Culture

Le Carnet de lecture de Marie-Laure de Bello-Portu et Armand Cohen, Opera a Palazzo

Auteur : Olivier Olgan
Article publié le 29 octobre
2021

Plus que trois représentations de La Traviata (2, 3 et 16 décembre) par la troupe d’Opera a Palazzo à la Fondation Dosnes-Thiers, spectacle dont Singulars a rendu compte dés juin à la sortie du cloisonnement. Depuis toutes les promesses d’une plongée immersive dans l’univers de l’opéra (public restreint et en tenue de soirée, diner par un chef étoilé) sont tenues. A l’issue de cette première saison, Marie-Laure de Bello-Portu et Armand Cohen, les fondateurs fous d’Opera a Palazzo nous confient leur expérience et leur carnet de lecture.  

Ils le reconnaissent volontiers, il fallait être fous pour lancer l’ ambition de l’opéra immersif – le mélomane est à quelques mètres des chanteurs, dans un cadre qui rappelle l’intrigue – quelques jours après la sortie du deuxième confinement. 6 mois plus tard, cette promesse musicale accompagnée du luxe délicat d’une réception préparée par un chef étoilé et avec les chanteurs a trouvé son public. Les deux fondus d’Opéra nous en disent plus, reconnaissant que ‘cette nouvelle production est sans doute le projet professionnel qui nous apporte le plus de satisfaction par sa dimension humaine et artistique’.

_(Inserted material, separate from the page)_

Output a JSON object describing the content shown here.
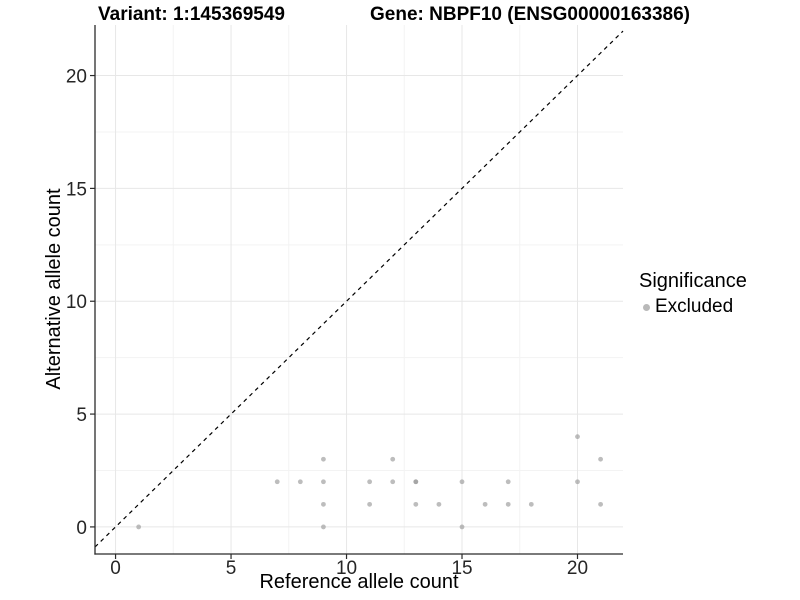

Plus que trois représentations de La Traviata (2, 3 et 16 décembre) en 2021, quels enseignements tirez-vous de cette première saison tant bousculée par le COVID et y en aura-t-il une autre ?

L’année a été effectivement très bousculée : reports de répétitions pour cause de COVID de la metteuse en scène qui est restée bloquée en Italie, reports successifs de la date de la première liés aux horaires du couvre-feu, jauge limitée et distanciation dans des espaces réduits, attentisme du public pour retourner dans les salles depuis la rentrée, etc.

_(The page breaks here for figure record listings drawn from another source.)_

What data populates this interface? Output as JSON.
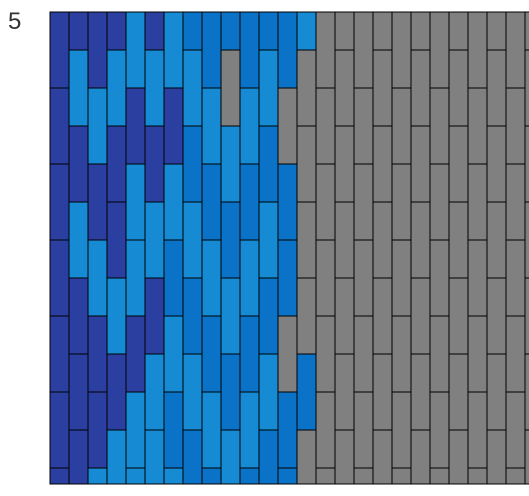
{
  "step_label": "5",
  "colors": {
    "dark_blue": "#2a3f9f",
    "mid_blue": "#0a73c8",
    "light_blue": "#168ad2",
    "gray": "#808080",
    "line": "#000000",
    "background": "#ffffff"
  },
  "columns": [
    [
      "dark_blue",
      "dark_blue",
      "dark_blue",
      "dark_blue",
      "dark_blue",
      "dark_blue",
      "dark_blue",
      "dark_blue",
      "dark_blue",
      "dark_blue",
      "dark_blue",
      "dark_blue",
      "dark_blue"
    ],
    [
      "dark_blue",
      "light_blue",
      "dark_blue",
      "light_blue",
      "dark_blue",
      "dark_blue",
      "dark_blue",
      "dark_blue",
      "dark_blue",
      "light_blue",
      "dark_blue",
      "dark_blue",
      "dark_blue",
      "dark_blue"
    ],
    [
      "dark_blue",
      "light_blue",
      "dark_blue",
      "light_blue",
      "dark_blue",
      "dark_blue",
      "light_blue",
      "dark_blue",
      "dark_blue",
      "light_blue",
      "dark_blue",
      "light_blue",
      "dark_blue"
    ],
    [
      "dark_blue",
      "light_blue",
      "dark_blue",
      "dark_blue",
      "light_blue",
      "dark_blue",
      "light_blue",
      "dark_blue",
      "dark_blue",
      "light_blue",
      "dark_blue",
      "light_blue",
      "dark_blue",
      "dark_blue"
    ],
    [
      "light_blue",
      "dark_blue",
      "light_blue",
      "light_blue",
      "dark_blue",
      "light_blue",
      "light_blue",
      "dark_blue",
      "light_blue",
      "light_blue",
      "light_blue",
      "light_blue",
      "light_blue"
    ],
    [
      "dark_blue",
      "light_blue",
      "dark_blue",
      "light_blue",
      "dark_blue",
      "light_blue",
      "light_blue",
      "dark_blue",
      "light_blue",
      "dark_blue",
      "light_blue",
      "dark_blue",
      "light_blue",
      "light_blue"
    ],
    [
      "light_blue",
      "dark_blue",
      "light_blue",
      "mid_blue",
      "light_blue",
      "mid_blue",
      "light_blue",
      "mid_blue",
      "light_blue",
      "mid_blue",
      "light_blue",
      "mid_blue",
      "light_blue"
    ],
    [
      "mid_blue",
      "light_blue",
      "mid_blue",
      "light_blue",
      "mid_blue",
      "light_blue",
      "mid_blue",
      "light_blue",
      "mid_blue",
      "light_blue",
      "mid_blue",
      "light_blue",
      "mid_blue",
      "light_blue"
    ],
    [
      "mid_blue",
      "light_blue",
      "mid_blue",
      "light_blue",
      "mid_blue",
      "light_blue",
      "mid_blue",
      "light_blue",
      "mid_blue",
      "light_blue",
      "mid_blue",
      "light_blue",
      "gray"
    ],
    [
      "mid_blue",
      "gray",
      "light_blue",
      "mid_blue",
      "light_blue",
      "mid_blue",
      "light_blue",
      "mid_blue",
      "light_blue",
      "mid_blue",
      "light_blue",
      "mid_blue",
      "gray",
      "mid_blue"
    ],
    [
      "mid_blue",
      "light_blue",
      "mid_blue",
      "light_blue",
      "mid_blue",
      "light_blue",
      "mid_blue",
      "light_blue",
      "mid_blue",
      "gray",
      "mid_blue",
      "light_blue",
      "mid_blue"
    ],
    [
      "mid_blue",
      "light_blue",
      "mid_blue",
      "light_blue",
      "mid_blue",
      "light_blue",
      "mid_blue",
      "light_blue",
      "mid_blue",
      "gray",
      "light_blue",
      "gray",
      "mid_blue",
      "gray"
    ],
    [
      "mid_blue",
      "gray",
      "mid_blue",
      "mid_blue",
      "gray",
      "mid_blue",
      "mid_blue",
      "mid_blue",
      "mid_blue",
      "gray",
      "gray",
      "mid_blue",
      "gray"
    ],
    [
      "light_blue",
      "gray",
      "gray",
      "gray",
      "gray",
      "mid_blue",
      "gray",
      "gray",
      "gray",
      "gray",
      "mid_blue",
      "gray",
      "gray",
      "gray"
    ],
    [
      "gray",
      "gray",
      "gray",
      "gray",
      "gray",
      "gray",
      "gray",
      "gray",
      "gray",
      "gray",
      "gray",
      "gray",
      "gray"
    ],
    [
      "gray",
      "gray",
      "gray",
      "gray",
      "gray",
      "gray",
      "gray",
      "gray",
      "gray",
      "gray",
      "gray",
      "gray",
      "gray",
      "gray"
    ],
    [
      "gray",
      "gray",
      "gray",
      "gray",
      "gray",
      "gray",
      "gray",
      "gray",
      "gray",
      "gray",
      "gray",
      "gray",
      "gray"
    ],
    [
      "gray",
      "gray",
      "gray",
      "gray",
      "gray",
      "gray",
      "gray",
      "gray",
      "gray",
      "gray",
      "gray",
      "gray",
      "gray",
      "gray"
    ],
    [
      "gray",
      "gray",
      "gray",
      "gray",
      "gray",
      "gray",
      "gray",
      "gray",
      "gray",
      "gray",
      "gray",
      "gray",
      "gray"
    ],
    [
      "gray",
      "gray",
      "gray",
      "gray",
      "gray",
      "gray",
      "gray",
      "gray",
      "gray",
      "gray",
      "gray",
      "gray",
      "gray",
      "gray"
    ],
    [
      "gray",
      "gray",
      "gray",
      "gray",
      "gray",
      "gray",
      "gray",
      "gray",
      "gray",
      "gray",
      "gray",
      "gray",
      "gray"
    ],
    [
      "gray",
      "gray",
      "gray",
      "gray",
      "gray",
      "gray",
      "gray",
      "gray",
      "gray",
      "gray",
      "gray",
      "gray",
      "gray",
      "gray"
    ],
    [
      "gray",
      "gray",
      "gray",
      "gray",
      "gray",
      "gray",
      "gray",
      "gray",
      "gray",
      "gray",
      "gray",
      "gray",
      "gray"
    ],
    [
      "gray",
      "gray",
      "gray",
      "gray",
      "gray",
      "gray",
      "gray",
      "gray",
      "gray",
      "gray",
      "gray",
      "gray",
      "gray",
      "gray"
    ],
    [
      "gray",
      "gray",
      "gray",
      "gray",
      "gray",
      "gray",
      "gray",
      "gray",
      "gray",
      "gray",
      "gray",
      "gray",
      "gray"
    ],
    [
      "gray",
      "gray",
      "gray",
      "gray",
      "gray",
      "gray",
      "gray",
      "gray",
      "gray",
      "gray",
      "gray",
      "gray",
      "gray",
      "gray"
    ]
  ]
}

Le Carnet de lecture de Armand Cohen et Marie-Laure de Bello-Portu, fondateurs d’ Opera a Palazzo devant la Fondation Dosnes-Thiers

Malgré tout le premier enseignement que nous tirons de cette saison est que ce format d’opéra est plébiscité :

  • par les convives, qu’ils soient amateurs d’opéra ou non. Tous nous ont dit vivre des émotions qu’ils n’avaient jamais ressenties,
  • par les artistes qui sont ravis de retrouver un esprit de troupe et d’avoir la possibilité de se produire régulièrement dans une œuvre aussi exceptionnelle que La Traviata de Verdi.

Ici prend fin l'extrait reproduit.